Maintain an Open Line of Communication
When your teen knows that she can approach you with her problems, concerns or questions, she may be more likely to do just that. Part of being responsible is learning how to admit when you need help, and learning from the experiences she has along the way. Make sure that your child knows she can come to you when she’s feeling pressured or anxious so that she’ll be more likely to address her problems than to seek an irresponsible, escapist solution that could have far-reaching implications.
Make a Chore List
If your teen wasn’t responsible for keeping track of and completing a list of chores as a child, instituting a policy of doing just that after she reaches adolescence can be a struggle. Still, she needs to understand that there are tasks in life that must be completed, even if they’re distasteful or less than thrilling.
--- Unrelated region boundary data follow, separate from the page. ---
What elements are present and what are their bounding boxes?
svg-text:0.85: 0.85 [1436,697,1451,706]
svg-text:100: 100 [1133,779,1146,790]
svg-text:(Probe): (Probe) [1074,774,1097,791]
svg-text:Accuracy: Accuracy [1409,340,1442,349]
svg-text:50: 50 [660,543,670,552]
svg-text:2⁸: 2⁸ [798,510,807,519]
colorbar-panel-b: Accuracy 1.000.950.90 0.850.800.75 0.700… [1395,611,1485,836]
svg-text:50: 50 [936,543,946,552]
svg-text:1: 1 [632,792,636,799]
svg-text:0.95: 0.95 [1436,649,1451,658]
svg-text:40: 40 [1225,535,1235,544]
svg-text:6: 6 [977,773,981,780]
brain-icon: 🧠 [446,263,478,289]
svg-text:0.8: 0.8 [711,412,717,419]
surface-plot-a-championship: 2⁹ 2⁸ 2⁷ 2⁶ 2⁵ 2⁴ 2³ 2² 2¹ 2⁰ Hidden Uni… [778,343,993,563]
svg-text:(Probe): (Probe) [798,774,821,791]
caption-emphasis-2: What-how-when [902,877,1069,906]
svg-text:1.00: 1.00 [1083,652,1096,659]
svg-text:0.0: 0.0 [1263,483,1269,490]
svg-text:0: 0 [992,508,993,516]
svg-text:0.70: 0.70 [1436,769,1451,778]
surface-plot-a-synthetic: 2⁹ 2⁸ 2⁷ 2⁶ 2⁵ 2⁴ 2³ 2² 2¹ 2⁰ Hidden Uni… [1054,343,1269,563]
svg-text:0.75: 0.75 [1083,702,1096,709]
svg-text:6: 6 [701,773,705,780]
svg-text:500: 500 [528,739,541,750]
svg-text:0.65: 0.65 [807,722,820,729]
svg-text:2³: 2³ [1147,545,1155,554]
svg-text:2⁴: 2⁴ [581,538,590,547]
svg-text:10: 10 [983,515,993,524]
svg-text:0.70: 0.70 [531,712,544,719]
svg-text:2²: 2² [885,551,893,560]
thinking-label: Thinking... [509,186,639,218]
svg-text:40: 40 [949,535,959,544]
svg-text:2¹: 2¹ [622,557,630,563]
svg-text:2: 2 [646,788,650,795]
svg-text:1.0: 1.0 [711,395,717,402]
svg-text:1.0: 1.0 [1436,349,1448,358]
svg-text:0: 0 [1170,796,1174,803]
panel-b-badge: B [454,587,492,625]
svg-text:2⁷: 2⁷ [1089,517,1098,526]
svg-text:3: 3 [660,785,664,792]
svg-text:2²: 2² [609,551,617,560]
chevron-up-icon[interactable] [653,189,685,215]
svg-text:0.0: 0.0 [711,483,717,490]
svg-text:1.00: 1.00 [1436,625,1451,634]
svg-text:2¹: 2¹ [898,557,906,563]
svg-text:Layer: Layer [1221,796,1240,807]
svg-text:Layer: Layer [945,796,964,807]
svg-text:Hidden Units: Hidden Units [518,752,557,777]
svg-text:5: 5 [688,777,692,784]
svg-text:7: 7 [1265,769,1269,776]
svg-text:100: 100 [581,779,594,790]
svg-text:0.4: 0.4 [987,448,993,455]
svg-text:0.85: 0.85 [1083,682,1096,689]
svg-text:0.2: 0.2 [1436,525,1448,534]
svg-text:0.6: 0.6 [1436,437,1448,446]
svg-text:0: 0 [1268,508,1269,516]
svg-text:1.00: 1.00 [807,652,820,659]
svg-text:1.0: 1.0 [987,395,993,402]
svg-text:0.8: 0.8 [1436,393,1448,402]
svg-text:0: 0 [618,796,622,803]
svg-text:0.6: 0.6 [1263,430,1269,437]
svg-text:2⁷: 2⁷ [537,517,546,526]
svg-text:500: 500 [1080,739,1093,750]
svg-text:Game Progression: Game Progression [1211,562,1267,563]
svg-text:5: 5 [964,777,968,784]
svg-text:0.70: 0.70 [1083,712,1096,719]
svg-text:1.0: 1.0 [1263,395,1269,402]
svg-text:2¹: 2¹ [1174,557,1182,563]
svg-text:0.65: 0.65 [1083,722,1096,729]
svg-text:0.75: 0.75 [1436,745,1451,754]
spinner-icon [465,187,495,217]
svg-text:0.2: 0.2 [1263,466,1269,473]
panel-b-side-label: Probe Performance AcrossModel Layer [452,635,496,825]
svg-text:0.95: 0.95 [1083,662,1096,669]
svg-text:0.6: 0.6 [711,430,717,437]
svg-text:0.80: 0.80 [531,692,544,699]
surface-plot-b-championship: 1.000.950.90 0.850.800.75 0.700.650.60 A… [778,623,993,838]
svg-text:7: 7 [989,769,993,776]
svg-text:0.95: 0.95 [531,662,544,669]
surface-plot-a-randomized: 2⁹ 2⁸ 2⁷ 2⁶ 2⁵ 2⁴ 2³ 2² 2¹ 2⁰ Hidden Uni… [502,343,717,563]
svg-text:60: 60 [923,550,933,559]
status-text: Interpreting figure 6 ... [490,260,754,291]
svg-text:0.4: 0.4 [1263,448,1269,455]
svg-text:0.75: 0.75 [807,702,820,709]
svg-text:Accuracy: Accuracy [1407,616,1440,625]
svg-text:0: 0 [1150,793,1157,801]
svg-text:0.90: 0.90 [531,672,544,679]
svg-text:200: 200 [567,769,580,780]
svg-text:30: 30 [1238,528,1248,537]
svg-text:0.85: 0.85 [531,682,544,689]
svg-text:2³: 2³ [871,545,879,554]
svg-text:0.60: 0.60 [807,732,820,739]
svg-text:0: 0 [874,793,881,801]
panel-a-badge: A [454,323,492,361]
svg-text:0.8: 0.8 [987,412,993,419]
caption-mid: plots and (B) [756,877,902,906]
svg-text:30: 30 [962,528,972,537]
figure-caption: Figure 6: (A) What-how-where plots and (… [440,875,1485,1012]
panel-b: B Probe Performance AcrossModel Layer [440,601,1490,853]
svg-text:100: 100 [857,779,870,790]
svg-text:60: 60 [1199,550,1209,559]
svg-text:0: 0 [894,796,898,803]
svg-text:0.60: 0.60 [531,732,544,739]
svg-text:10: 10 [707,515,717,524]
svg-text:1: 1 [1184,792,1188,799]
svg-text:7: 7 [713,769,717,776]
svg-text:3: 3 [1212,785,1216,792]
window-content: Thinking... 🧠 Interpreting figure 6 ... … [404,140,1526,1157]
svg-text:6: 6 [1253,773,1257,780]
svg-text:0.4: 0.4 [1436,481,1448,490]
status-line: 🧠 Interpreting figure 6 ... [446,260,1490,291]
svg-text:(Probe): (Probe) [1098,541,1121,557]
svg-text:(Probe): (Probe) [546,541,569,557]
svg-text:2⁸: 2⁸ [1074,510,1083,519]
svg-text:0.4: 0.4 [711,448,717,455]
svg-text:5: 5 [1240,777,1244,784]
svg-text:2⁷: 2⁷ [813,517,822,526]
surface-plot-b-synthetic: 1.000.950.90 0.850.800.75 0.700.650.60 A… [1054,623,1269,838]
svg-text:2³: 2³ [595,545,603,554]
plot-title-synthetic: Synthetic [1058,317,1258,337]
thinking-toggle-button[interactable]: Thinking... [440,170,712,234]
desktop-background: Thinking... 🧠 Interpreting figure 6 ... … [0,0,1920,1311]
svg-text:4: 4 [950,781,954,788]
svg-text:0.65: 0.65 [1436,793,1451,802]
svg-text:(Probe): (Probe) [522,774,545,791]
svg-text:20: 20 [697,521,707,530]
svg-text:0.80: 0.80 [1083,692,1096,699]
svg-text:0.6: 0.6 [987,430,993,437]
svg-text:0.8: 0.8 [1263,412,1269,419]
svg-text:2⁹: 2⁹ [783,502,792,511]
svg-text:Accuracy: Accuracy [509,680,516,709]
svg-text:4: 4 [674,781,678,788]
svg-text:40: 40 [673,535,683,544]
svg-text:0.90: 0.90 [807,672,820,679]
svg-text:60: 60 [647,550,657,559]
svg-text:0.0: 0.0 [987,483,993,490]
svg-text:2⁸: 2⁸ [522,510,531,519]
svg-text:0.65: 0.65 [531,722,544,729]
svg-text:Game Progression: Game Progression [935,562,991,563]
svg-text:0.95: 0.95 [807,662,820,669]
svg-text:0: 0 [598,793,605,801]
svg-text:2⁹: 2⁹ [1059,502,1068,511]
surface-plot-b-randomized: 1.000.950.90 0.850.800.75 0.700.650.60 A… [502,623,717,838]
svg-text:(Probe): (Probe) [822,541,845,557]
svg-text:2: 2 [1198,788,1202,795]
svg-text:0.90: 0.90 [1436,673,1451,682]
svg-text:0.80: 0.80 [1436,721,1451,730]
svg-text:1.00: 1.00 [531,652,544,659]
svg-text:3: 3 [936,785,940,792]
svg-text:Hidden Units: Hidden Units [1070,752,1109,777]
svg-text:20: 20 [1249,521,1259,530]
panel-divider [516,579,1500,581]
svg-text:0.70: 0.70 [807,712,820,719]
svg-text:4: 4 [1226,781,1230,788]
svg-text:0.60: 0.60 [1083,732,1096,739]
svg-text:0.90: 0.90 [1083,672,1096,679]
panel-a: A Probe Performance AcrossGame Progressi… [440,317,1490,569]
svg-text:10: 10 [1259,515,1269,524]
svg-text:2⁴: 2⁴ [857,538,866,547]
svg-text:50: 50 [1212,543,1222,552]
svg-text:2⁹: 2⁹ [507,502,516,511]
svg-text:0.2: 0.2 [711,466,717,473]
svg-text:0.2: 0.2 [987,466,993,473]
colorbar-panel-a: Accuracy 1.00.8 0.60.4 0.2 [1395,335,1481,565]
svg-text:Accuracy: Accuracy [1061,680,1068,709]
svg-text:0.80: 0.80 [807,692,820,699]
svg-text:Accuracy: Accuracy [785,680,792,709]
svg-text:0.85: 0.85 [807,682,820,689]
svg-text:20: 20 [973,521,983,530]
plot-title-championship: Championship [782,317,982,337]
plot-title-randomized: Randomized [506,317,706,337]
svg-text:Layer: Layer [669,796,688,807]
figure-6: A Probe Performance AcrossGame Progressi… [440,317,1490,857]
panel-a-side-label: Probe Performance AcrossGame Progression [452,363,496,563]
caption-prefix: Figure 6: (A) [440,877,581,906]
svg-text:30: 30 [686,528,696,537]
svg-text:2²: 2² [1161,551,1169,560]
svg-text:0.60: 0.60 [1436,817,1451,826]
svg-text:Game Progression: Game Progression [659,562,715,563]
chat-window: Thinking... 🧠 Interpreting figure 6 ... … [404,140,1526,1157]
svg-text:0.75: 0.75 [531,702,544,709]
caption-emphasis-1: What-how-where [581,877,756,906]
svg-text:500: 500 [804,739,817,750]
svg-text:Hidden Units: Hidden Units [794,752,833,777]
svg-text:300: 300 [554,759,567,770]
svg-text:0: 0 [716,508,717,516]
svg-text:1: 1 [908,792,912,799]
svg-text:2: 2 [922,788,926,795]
Giving your teen a list of chores and some real-life, practical consequences that accompany her failure to complete them are two ways of helping her to gain responsibility through experience and consequences.
Eat Dinner as a Family
In today’s busy world, sitting down to family dinners can seem like a major inconvenience. Studies at Emory University, The National Center of Addiction and Substance Abuse at Columbia University and a white paper study by Dr. William J. Dougherty all show, however, that kids and teens that regularly share meals with their families have lower rates of obesity, higher academic performance, are less likely to develop or struggle with eating disorders, have higher self-esteem, and have lowered risks of depression, substance abuse and teen pregnancy than their peers whose families don’t share meals together. Preparing and sharing dinner as a family unit can help your child make more responsible choices and be more capable, productive and successful in adulthood.